Find the 0-9 character, count ++, and loop in it until it encounters a character that is not a number.


int take_num( const char *src,int outArr[] ){    assert(src!=NULL);    int count=0,tmp;    while(*src!='\0')    {        tmp=0;        if(*src>='0'&&*src<='9')        {            while(*src>='0'&&*src<='9')            {                tmp=tmp*10+*src-'0';                src++;            }                                                                                                                                                                                             outArr[count]=tmp;            count++;        }        src++;    }    printArrray(outArr,count);    return count;}

2. Combine two strings into one string and output them.
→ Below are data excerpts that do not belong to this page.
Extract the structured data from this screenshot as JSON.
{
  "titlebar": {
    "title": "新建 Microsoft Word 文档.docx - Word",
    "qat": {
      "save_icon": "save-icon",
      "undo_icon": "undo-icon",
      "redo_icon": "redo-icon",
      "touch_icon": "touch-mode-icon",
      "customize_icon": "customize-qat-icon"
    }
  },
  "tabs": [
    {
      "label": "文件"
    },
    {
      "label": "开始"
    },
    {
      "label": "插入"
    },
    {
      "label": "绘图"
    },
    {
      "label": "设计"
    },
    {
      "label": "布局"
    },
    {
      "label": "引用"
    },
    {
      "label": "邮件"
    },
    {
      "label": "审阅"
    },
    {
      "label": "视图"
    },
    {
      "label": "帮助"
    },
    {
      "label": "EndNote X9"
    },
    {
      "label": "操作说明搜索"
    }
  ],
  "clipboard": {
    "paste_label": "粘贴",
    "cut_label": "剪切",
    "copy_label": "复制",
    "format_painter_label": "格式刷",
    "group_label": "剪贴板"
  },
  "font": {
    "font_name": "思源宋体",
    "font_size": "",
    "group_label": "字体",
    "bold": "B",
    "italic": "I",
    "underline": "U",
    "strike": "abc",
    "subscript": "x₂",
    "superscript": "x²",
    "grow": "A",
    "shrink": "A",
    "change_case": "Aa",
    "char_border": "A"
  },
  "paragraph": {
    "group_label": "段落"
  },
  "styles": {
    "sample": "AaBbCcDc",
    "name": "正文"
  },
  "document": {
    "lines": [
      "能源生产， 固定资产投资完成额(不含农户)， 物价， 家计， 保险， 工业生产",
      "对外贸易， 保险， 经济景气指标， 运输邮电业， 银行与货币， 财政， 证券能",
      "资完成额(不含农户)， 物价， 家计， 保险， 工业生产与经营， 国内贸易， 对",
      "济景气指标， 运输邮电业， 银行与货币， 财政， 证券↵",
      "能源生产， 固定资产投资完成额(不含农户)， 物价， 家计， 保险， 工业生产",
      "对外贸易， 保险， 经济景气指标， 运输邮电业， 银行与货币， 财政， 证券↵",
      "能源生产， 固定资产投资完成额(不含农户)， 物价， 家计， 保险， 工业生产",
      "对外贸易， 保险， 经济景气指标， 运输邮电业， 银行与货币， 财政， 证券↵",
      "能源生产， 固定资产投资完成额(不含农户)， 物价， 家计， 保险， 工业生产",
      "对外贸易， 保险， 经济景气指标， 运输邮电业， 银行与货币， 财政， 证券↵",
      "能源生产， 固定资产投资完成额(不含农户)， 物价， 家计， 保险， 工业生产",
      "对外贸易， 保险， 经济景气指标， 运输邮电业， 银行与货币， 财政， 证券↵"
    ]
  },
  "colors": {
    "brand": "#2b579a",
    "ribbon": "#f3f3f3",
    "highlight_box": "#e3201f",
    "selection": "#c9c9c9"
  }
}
Use pointers to implement

Generate a new string result --- use the address returned by an address record, and add '\ 0' after copying'


Const char * mergeString (const char * str1, const char * str2) {if (str1 = NULL) return (char *) str2; if (str2 = NULL) return (char *) str1; char * result, * address; result = new char [strlen (str1) + strlen (str2) + 1]; // every time a result is generated, add the relevant response address. Address = result;/* cout <str1 <str2 <endl; */while (* str1! = '\ 0') {* result ++ = * str1 ++;} while (* str2! = '\ 0') {* result ++ = * str2 ++;} * result =' \ 0'; cout <address <endl; return address ;}



3. Statistics of consecutive string letters


void countString( const char *str ){    assert(str!=NULL);    /*int *a=new int[52];*/    int a[52]={0};    while(*str!='\0')    {        a[*str-'A']++;        str++;    }    for(int i=0;i<52;i++)    {        if(a[i]!=0)            cout<<char(i+'A')<<a[i];    }}

4. Delete the contained string

It is mainly: tmp is assigned the length of the string to be deleted, used for string matching strcmp), find and process the result, count or src + = n Units)In other cases, assign values directly..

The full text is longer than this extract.